Re: Oberflächlichkeit

Beitrag von blacksister´s ghost »

@Evanahhan

Ich hab schon verstanden, dass es dir um die beratungsresistenten Klugscheißer geht, die meinen die Weisheit mit Löffeln gefressen zu haben.
Mir ging´s eher allgemein drum. Hier und da fiel nun mal der Punkt, was die Tiefe der Gespräche betrifft.
In den beiden Sachen sehe ich durchaus einen Unterschied, so ist es also nich. Von daher alles gut :)
Soiled

Re: Oberflächlichkeit

Beitrag von Soiled »

Evanahhan hat geschrieben: Sonntag 28. Februar 2021, 16:57 Vor dem Problem stehen mit Sicherheit auch Politiker regelmäßig, nur am Stammtisch wird sich dann darüber echauffiert, wie dumm die sind.
Als Politiker hat man im Normalfall Berater*innen; da ist das Teil des Jobs, sich gute zu suchen. Können sie alles wissen? Nö. Können sie auf Experten hören? Im Idealfall schon.

Ich glaub auch, dass es in den seltensten Fällen tatsächlich an "Dummheit" liegt, wenn Politiker*innen größeren Mist bauen, aber, naja, anderes Thema. Man könnte es natürlich auch wieder als Oberflächlichkeit bezeichnen, wenn man einfach das Label "dumm" draufklatscht, wenn Menschen Sachen machen, die gesellschaftsschädigend oder kontraproduktiv sind - das ganze hat meistens mehr als nur einen Grund. Aber das geht dann zu sehr in soziologische und psychologische Bereiche, da trau ich mir nicht zu, eine wirklich gut mit Fakten unterfütterte Aussage zu treffen.
Evanahhan hat geschrieben: Samstag 6. März 2021, 13:39 Wie gesagt, sehe ich das Problem darin, wenn man mit wenig Wissen meint, alles durchschaut zu haben, und zwar besser als alle Experten. (Siehe Dunning-Kruger-Effekt)
Klugscheiß-Modus an:
Man muss zu der Veröffentlichung von Dunning & Kruger dazusagen: Sie ist uralt, von 1999. Seitdem ist viel Wasser den Rhein hinuntergeflossen, viele Experten haben sich damit beschäftigt und sehen das ganze etwas differenzierter. Hier ist eine hübsche Analyse dazu, mit zusätzlichen Links, kann man sich mal durchlesen. Ist auch gut erklärt, man muss z.B. gar nicht wissen, was "regression towards the mean" bedeutet, weil es dort wirklich schön dargelegt wird.

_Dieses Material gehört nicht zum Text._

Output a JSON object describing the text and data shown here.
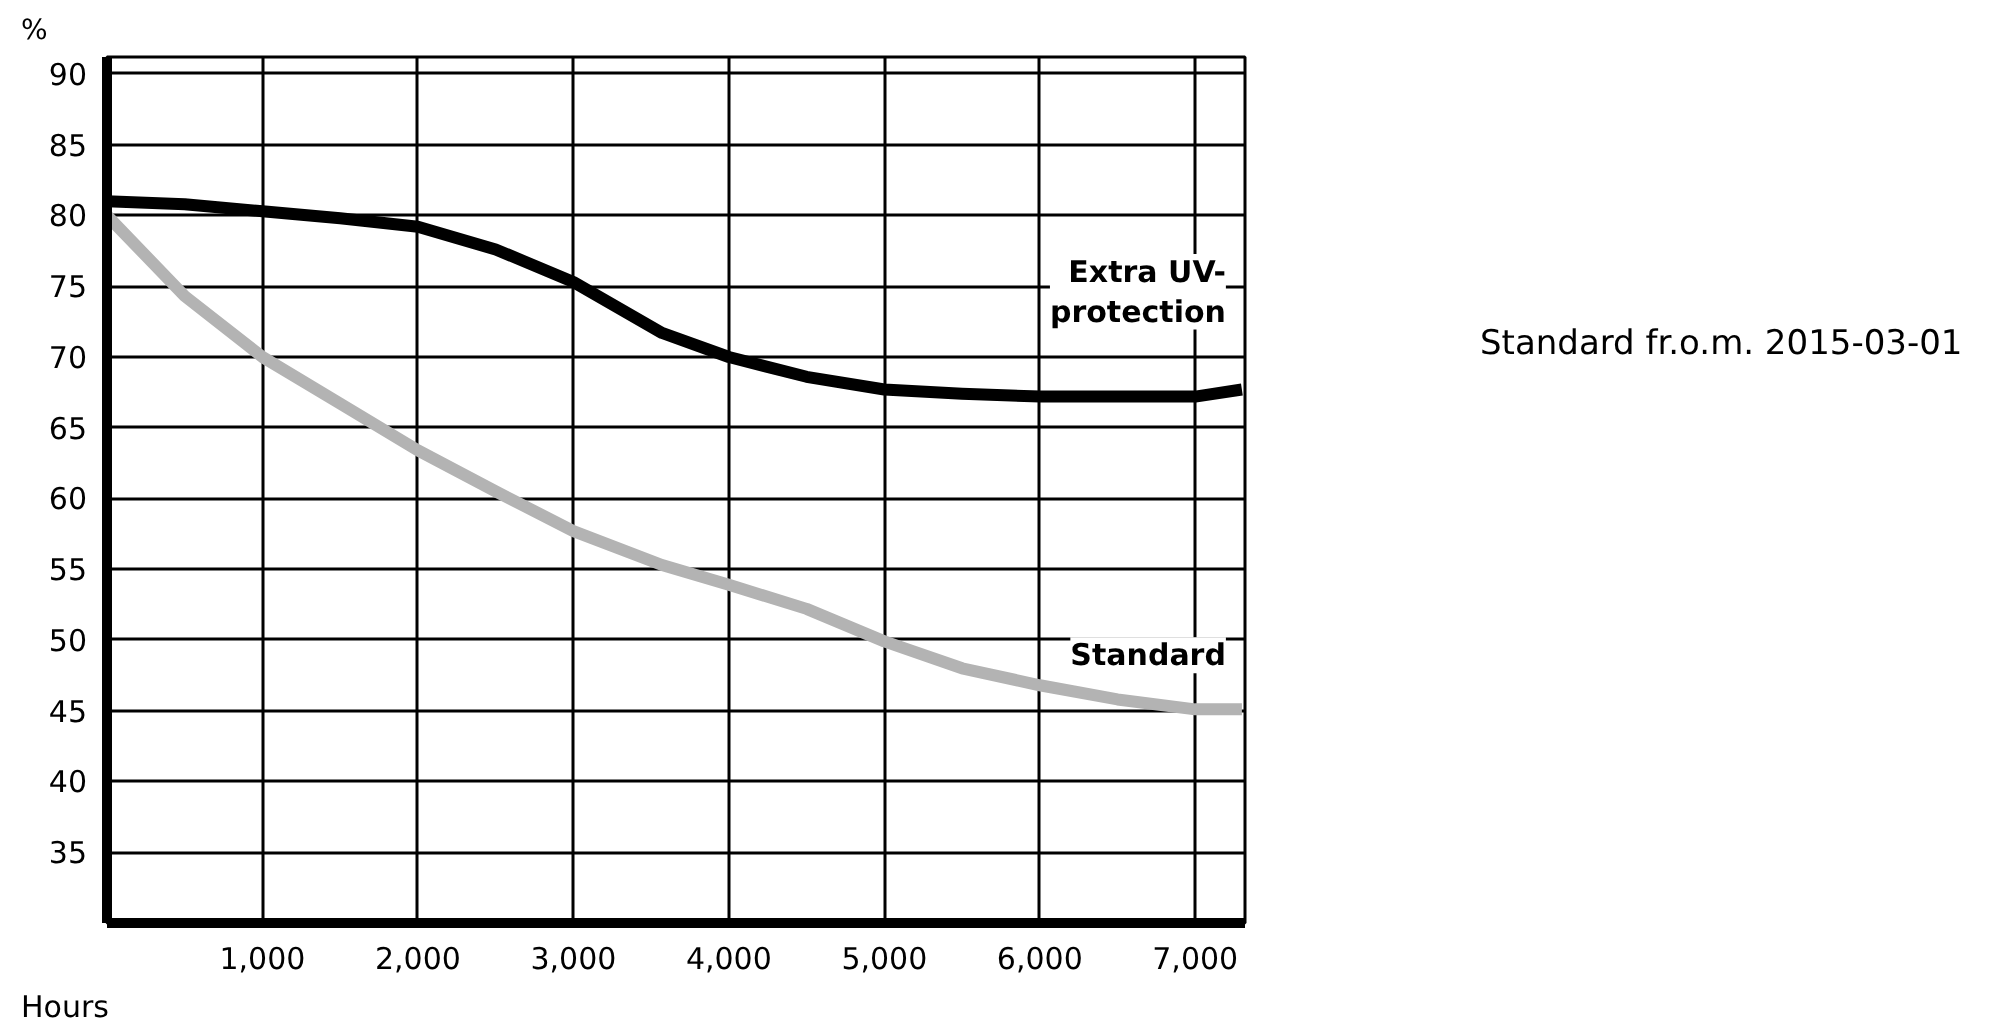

Gibt es inkompetente Leute, die sich für kompetenter als Experten halten? Sicher, jeder von uns kennt solche. Aber das ist anecdotal evidence, zählt also nicht. Und es ist auch gar nicht die Aussage von Dunning & Kruger.
Insbesondere Laien (also Leute wie wir) zitieren eine verzerrte Version dieses Effektes naturgemäß sehr gern, weil's halt schön plakativ und einfach zu verstehen ist. Persönlich vermeide ich es aber inzwischen, weil das Thema irrsinnig komplex ist und die Chance, dass ich Mist erzähle, sehr hoch.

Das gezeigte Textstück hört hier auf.